The night before departure I had sat down my son and his friend in front of YouTube and talked up the excitement of cyclocross. Just like Dad Surely there’d be some mad video that would inspire them and turn tomorrow’s four lap children’s course breeze into a tornado of excitement.  Cometh the hour cometh the three minute viral video.  Be it Danny Madskill, a BMX extravaganza or a GCN video with some super pro I had never heard of talking up the technique of bridge climbing.  As If I’d ever need those skills.  His words came tumbling back.  Full power approaching the ramp, fuller power cresting the top, say thanks to the guys who ensure you make it over safely (ok he didn’t say that but I did) and finally sit back over the back wheel when descending.  I remembered that last bit for every other lap after my first plunge when my hanging jaw nearly met with a fast approaching stem. Ouch!

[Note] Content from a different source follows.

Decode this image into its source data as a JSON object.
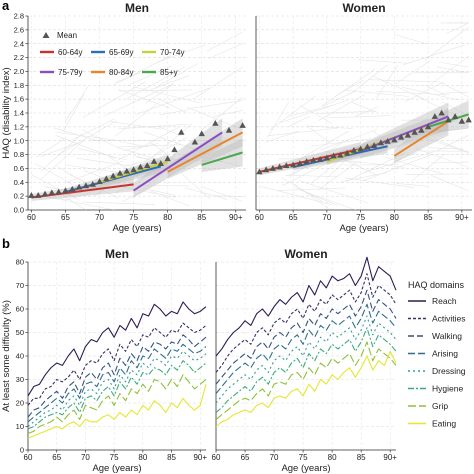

My scream was silent, silent enough to listen to the sounds of my new old bike.  I had taken possession of a rather tatty 1981 Guerricotti the week before and stripping it down to its original Aluminium with copious amount of brandy..I mean Brasso … a brand new Alan was reborn.   These bikes have pedigree, amongst the first of the bonded Aluminium frames these Italian frames have taken 20 word titles.  Moreover they are very forgiving and indeed the bike absolved me six or seven more bridge drops.  And each time we touched the turf I could hear it exclaim ‘another two Hail Marys and a glory be for you son’.

It actually took 3 decades of the rosary to complete the rest of the lap.  But that doesn’t include the time it took me to unclip and horse bike and I over the two 5 foot (wide) planks that littered this stretch, nor the time I lost a Hail Mary and my grip on the slippery grass as we approached the woods.  Nor the time I nearly lost my way on the course as I spied the track from above my reading glasses.  Oh yes, that was me putting the B-spectacled into the B race.  But what I couldn’t see didn’t stop me from hearing what encouraged me on every lap. “Are you winning Dad? Are you winning?”  Well there’s only one answer to that and I’d like to thank Paul, Pi Bicycles, the Revolution Cycling Club and all the volunteers associated with the Pi CX race and all the others Munster CX league races for the answer.  “Yes son, I’m winning my race”.